On Friday, Canada’s National Statistics Agency reported that 65,500 jobs were lost in August, thus pushing the unemployment rate up to 7.1%. This figure outstripped even the most pessimistic analytical forecasts. With the national economy slashing jobs for the second month running and unemployment hitting its highest in four years, it looks like the Bank of Canada might be cutting interest rates this month. The report states the ongoing tariff dispute with the US and poor sector performance contributed to the economic downturn. The industries hit hardest included professional services, transportation, and manufacturing. Ontario, home to the country’s auto and steel production, saw the most job cuts, with Toronto’s unemployment rate reaching nearly 9%. Weak labor market data, coming shortly after the second-quarter economic contraction report, has raised concerns that Canada may be entering a recession. As a result, financial markets predict an 80% chance of a rate cut in September. 
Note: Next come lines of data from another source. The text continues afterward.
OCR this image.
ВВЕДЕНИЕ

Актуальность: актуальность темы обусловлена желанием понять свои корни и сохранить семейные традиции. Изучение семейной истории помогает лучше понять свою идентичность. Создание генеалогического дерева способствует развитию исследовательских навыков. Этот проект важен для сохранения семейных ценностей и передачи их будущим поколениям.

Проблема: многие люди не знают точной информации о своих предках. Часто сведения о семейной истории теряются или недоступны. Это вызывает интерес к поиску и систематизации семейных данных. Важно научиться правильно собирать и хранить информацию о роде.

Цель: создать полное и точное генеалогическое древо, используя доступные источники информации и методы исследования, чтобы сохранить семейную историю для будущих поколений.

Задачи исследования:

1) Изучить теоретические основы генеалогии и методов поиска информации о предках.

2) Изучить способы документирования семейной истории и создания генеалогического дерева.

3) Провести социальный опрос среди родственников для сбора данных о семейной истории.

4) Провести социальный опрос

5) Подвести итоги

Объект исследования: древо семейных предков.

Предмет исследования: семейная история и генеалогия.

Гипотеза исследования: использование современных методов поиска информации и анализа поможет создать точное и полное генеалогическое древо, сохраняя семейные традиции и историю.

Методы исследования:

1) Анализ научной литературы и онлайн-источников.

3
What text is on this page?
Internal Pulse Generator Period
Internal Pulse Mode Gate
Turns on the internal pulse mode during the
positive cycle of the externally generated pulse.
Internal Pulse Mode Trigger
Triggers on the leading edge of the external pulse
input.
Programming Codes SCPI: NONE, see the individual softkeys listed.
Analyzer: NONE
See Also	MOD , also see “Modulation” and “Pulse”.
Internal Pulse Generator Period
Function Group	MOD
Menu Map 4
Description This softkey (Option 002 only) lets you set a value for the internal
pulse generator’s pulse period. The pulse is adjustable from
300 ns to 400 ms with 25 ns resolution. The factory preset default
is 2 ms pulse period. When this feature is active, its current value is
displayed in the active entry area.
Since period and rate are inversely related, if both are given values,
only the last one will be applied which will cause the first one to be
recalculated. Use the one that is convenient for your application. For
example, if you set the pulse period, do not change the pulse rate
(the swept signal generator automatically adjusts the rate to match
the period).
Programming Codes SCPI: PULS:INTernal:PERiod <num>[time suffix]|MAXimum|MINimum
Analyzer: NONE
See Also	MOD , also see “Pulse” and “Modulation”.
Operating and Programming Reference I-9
The yield on 2-year Canadian government bonds fell around 8 basis points to 2.537%. Over the past three meetings, the central bank has held its interest rate steady. However, mounting evidence of economic softening suggests officials may consider further monetary easing. This includes persistent core inflation at 3% and a growing labor market slack. The regulator will come into play with additional easing if price pressures remain subdued and economic conditions deteriorate.

In Australia, however, the central bank has opted to keep current monetary settings unchanged, which is likely to bolster its national currency in the mid-term. The contrasting approaches between the two countries suggest the AUDCAD pair will appreciate further. Nevertheless, as the pair has seen significant gains lately, it would be wise to wait for a pullback toward the support zone before opening a position.

The overall recommendation is to buy AUDCAD from the 0.9030 level. Profits are taken at 0.91250. Stop loss is set at 0.8950.

The volume of your open position should be calculated so that the potential loss (protected by a Stop Loss order) does not exceed 1% of your deposit. If your account balance does not allow opening a position of this size, it is better to avoid entering the market on this signal and wait for other trade options that meet low-risk criteria.